Mount Washington tied at No. 2 for coldest place on Earth

A massive winter storm called a "bomb cyclone" hit the Northeast, leaving areas blanketed in snow and battling harsh winds and temps as low as 4 degrees. The Mount Washington Observatory on Saturday reported the summit tied for the second-coldest place on earth, at minus 36 degrees. Photo by John Angelillo/UPI

Jan. 7 (UPI) — The Mount Washington Observatory on Saturday reported the summit tied for the second-coldest place on Earth, according to a tweet from the observatory.

At minus 36 degrees, it was just 2 degrees from the coldest locations — Yakutsk, Russia, and Eureka, Nunavut — which recorded minus 38.

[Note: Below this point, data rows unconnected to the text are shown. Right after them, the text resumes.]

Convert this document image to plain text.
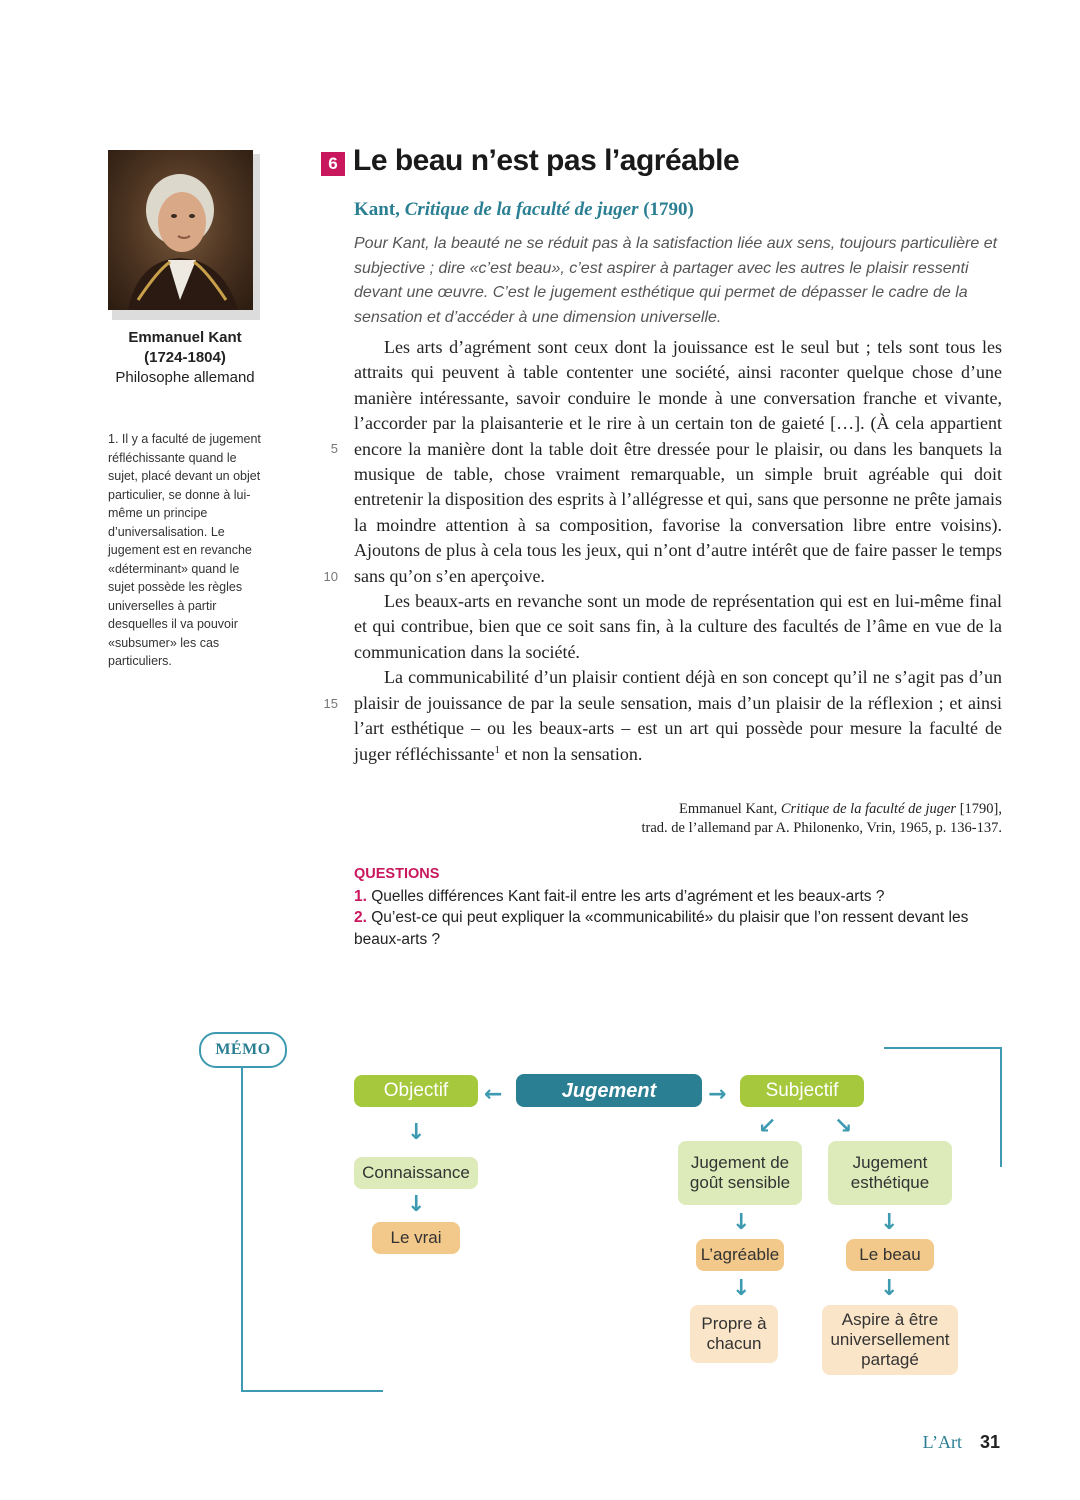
Emmanuel Kant
(1724-1804)
Philosophe allemand
1. Il y a faculté de jugement réfléchissante quand le sujet, placé devant un objet particulier, se donne à lui-même un principe d’universalisation. Le jugement est en revanche «déterminant» quand le sujet possède les règles universelles à partir desquelles il va pouvoir «subsumer» les cas particuliers.
6 Le beau n’est pas l’agréable
Kant, Critique de la faculté de juger (1790)
Pour Kant, la beauté ne se réduit pas à la satisfaction liée aux sens, toujours particulière et subjective ; dire «c’est beau», c’est aspirer à partager avec les autres le plaisir ressenti devant une œuvre. C’est le jugement esthétique qui permet de dépasser le cadre de la sensation et d’accéder à une dimension universelle.

Les arts d’agrément sont ceux dont la jouissance est le seul but ; tels sont tous les attraits qui peuvent à table contenter une société, ainsi raconter quelque chose d’une manière intéressante, savoir conduire le monde à une conversation franche et vivante, l’accorder par la plaisanterie et le rire à un certain ton de gaieté […]. (À cela appartient encore la manière dont la table doit être dressée pour le plaisir, ou dans les banquets la musique de table, chose vraiment remarquable, un simple bruit agréable qui doit entretenir la disposition des esprits à l’allégresse et qui, sans que personne ne prête jamais la moindre attention à sa composition, favorise la conversation libre entre voisins). Ajoutons de plus à cela tous les jeux, qui n’ont d’autre intérêt que de faire passer le temps sans qu’on s’en aperçoive.

Les beaux-arts en revanche sont un mode de représentation qui est en lui-même final et qui contribue, bien que ce soit sans fin, à la culture des facultés de l’âme en vue de la communication dans la société.

La communicabilité d’un plaisir contient déjà en son concept qu’il ne s’agit pas d’un plaisir de jouissance de par la seule sensation, mais d’un plaisir de la réflexion ; et ainsi l’art esthétique – ou les beaux-arts – est un art qui possède pour mesure la faculté de juger réfléchissante$^1$ et non la sensation.

5
10
15
Emmanuel Kant, Critique de la faculté de juger [1790],
trad. de l’allemand par A. Philonenko, Vrin, 1965, p. 136-137.
QUESTIONS
1. Quelles différences Kant fait-il entre les arts d’agrément et les beaux-arts ?
2. Qu’est-ce qui peut expliquer la «communicabilité» du plaisir que l’on ressent devant les beaux-arts ?
MÉMO
Objectif	←	Jugement	→	Subjectif
↓
Connaissance
↓
Le vrai
↙	↘
Jugement de
goût sensible
Jugement
esthétique
↓	↓
L’agréable	Le beau
↓	↓
Propre à
chacun
Aspire à être
universellement
partagé
L’Art 31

Windchill factor of 94 below zero makes Mount Washington feel colder than Mars, which measured at minus 78 degrees.

Along with extreme temperatures is wind at the summit, which is 6,288 feet above sea level. On Saturday morning, wind gusts were upward of 100 miles per hour.

On Dec. 28, the observatory recorded a daily record temperature of minus 34. The all-time record was set in 1934 at minus 47 degrees.

The brutally cold temperatures are on the heels of the bomb cyclone that buried the East Coast in snow and wreaked havoc on several states, with 17 dead due to the severe weather.